Tough times ahead as cuts hit road safe partnership
THE chairman of the Dorset Road Safe partnership admits it is facing ‘challenging and difficult times’.
The Dorset Road Safe partnership is funded by a number of local authorities and works with various local organisations, including Dorset Police.
In response to the county council’s proposed reductions in funding, Assistant chief constable James Vaughan said: “There are challenging and difficult budget reductions across the public sector which impact on service delivery.
“The Dorset Road Safe partnership will need to consider the impact of any funding reductions when we next meet.
“As the Dorset Road Safe chair, it is not for me to comment on the budget decisions made by Dorset County Council, particularly as their decision is yet to be ratified by the cabinet.
“However, I would like to reassure the public that Dorset Road Safe will remain committed to reducing the number of road traffic casualties on Dorset's roads.”
Pete Bower, who survived a major crash on Portland Beach Road, said he would be concerned if cuts to the road safety partnership meant less police patrolling the county’s roads.
He said: “Naturally if the police are not patrolling the roads like one would expect them to be it would possibly mean more people think they are going to get away with thing.
“Would it tempt people to still want to do things like drink driving?”

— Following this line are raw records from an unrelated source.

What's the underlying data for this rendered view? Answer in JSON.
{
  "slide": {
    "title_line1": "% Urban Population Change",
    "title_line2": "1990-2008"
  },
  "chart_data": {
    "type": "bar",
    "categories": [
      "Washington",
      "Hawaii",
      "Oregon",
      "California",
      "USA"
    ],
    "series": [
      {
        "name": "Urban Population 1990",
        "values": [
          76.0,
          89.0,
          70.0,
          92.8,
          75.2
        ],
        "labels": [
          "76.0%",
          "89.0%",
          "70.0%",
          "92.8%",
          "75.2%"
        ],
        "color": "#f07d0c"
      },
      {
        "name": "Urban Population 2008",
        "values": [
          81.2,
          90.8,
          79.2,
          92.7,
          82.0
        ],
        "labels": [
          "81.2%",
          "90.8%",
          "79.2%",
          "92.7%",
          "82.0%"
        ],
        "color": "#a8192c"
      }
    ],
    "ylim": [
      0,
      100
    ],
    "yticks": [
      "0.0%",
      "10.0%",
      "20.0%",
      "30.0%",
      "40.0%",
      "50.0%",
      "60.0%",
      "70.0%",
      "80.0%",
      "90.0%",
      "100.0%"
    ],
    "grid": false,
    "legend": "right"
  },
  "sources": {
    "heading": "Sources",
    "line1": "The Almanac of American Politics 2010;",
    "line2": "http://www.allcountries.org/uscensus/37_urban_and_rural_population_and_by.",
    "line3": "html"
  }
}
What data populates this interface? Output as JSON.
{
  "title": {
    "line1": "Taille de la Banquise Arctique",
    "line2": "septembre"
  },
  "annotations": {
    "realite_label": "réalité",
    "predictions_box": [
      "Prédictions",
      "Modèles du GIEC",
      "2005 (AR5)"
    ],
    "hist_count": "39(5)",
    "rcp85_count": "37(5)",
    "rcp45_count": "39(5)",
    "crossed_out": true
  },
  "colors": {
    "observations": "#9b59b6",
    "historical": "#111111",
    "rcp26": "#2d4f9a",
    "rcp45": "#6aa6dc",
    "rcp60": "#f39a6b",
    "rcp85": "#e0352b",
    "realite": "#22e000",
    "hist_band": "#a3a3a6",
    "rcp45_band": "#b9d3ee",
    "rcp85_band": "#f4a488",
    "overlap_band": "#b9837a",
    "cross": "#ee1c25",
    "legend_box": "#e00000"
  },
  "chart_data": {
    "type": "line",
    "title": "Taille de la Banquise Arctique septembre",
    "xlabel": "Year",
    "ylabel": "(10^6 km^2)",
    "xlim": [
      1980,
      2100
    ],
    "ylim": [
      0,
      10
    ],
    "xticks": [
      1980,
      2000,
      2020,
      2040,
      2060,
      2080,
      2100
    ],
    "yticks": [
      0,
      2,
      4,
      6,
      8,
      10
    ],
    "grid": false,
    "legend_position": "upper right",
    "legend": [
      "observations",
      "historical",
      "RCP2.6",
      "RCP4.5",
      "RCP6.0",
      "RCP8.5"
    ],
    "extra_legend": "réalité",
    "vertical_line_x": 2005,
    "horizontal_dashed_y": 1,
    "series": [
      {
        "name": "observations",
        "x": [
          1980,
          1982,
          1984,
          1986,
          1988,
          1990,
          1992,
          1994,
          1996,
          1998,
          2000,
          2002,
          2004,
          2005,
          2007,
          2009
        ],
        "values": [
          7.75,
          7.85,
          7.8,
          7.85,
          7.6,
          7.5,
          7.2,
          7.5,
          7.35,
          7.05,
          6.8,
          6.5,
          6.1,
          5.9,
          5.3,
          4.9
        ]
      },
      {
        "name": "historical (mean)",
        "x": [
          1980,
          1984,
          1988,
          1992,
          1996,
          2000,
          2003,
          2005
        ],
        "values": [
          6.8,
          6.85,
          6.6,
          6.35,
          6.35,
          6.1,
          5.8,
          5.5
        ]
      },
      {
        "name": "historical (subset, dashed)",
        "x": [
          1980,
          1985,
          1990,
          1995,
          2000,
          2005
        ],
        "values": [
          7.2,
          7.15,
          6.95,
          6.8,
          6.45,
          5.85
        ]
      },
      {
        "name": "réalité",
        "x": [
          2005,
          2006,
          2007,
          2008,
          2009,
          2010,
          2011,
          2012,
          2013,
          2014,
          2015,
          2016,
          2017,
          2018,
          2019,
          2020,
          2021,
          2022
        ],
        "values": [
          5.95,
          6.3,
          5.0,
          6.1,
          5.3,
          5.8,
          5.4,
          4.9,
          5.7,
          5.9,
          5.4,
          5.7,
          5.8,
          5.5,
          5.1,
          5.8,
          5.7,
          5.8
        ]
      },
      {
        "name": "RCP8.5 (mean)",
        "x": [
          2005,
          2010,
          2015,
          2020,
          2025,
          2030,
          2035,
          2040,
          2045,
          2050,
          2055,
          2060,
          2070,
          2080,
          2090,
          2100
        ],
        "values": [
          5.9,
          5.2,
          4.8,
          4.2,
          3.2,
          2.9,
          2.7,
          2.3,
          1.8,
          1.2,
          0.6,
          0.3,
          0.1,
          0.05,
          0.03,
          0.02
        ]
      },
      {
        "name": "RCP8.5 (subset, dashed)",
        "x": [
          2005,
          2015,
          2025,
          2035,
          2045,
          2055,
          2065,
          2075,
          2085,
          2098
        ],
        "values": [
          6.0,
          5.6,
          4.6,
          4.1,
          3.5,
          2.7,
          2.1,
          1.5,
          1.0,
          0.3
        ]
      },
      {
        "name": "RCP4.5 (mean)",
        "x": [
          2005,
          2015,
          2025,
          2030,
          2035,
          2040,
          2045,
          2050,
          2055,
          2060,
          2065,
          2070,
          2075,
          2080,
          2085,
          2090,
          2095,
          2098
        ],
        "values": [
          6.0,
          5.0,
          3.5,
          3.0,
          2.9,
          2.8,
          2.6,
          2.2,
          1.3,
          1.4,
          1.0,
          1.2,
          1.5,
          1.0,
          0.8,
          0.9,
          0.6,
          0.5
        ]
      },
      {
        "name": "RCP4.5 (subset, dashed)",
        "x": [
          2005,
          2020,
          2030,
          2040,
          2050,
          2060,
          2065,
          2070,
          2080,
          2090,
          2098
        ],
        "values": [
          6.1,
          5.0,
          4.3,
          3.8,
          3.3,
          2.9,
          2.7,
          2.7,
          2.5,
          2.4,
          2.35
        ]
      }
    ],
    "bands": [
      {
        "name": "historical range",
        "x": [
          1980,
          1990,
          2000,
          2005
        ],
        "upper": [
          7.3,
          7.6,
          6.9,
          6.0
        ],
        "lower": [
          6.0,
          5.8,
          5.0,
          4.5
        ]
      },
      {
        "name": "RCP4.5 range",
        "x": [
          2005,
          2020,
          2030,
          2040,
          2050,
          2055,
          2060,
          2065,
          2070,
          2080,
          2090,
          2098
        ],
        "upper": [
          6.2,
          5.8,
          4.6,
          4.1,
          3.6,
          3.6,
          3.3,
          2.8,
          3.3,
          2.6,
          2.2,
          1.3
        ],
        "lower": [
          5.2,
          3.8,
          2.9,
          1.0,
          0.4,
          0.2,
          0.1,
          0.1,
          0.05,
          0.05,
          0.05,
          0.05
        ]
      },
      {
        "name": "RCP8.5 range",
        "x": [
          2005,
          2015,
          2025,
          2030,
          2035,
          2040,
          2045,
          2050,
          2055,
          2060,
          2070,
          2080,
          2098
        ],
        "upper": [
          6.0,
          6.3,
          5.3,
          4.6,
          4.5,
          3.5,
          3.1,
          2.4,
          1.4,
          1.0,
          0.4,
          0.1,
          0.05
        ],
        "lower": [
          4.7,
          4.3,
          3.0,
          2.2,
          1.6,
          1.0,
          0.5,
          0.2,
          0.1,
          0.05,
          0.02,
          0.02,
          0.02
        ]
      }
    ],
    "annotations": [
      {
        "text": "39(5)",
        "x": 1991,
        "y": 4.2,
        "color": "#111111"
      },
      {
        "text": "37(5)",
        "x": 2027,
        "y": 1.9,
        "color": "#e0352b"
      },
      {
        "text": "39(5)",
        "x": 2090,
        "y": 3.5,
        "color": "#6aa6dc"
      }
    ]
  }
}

Director of Travelwatch South West Gordon Edwards said the watchdog recognised the need for a review of bus services as the current network was ‘fossilised’ and ‘not fit for purpose’.
He said: “We have identified routes and journeys which are hardly used, whereas we have identified others where we think there needs to be additional journeys.”
Mr Edwards added: “We recognise that the county council is under severe financial pressure and to be fair to Dorset we have not seen anything like the scale of cuts we have seen across the border in Somerset.”
Dorset Road Safe is funded by Government grant through the three Local Highway Authorities; Dorset County Council, Borough of Poole and Bournemouth Borough Council.
In addition to this, the partnership extends to include Dorset Police, the Highways Agency, Her Majesty’s Court Service, Crown Prosecution Service, NHS South West, Dorset Fire & Rescue Service and LV= Streetwise.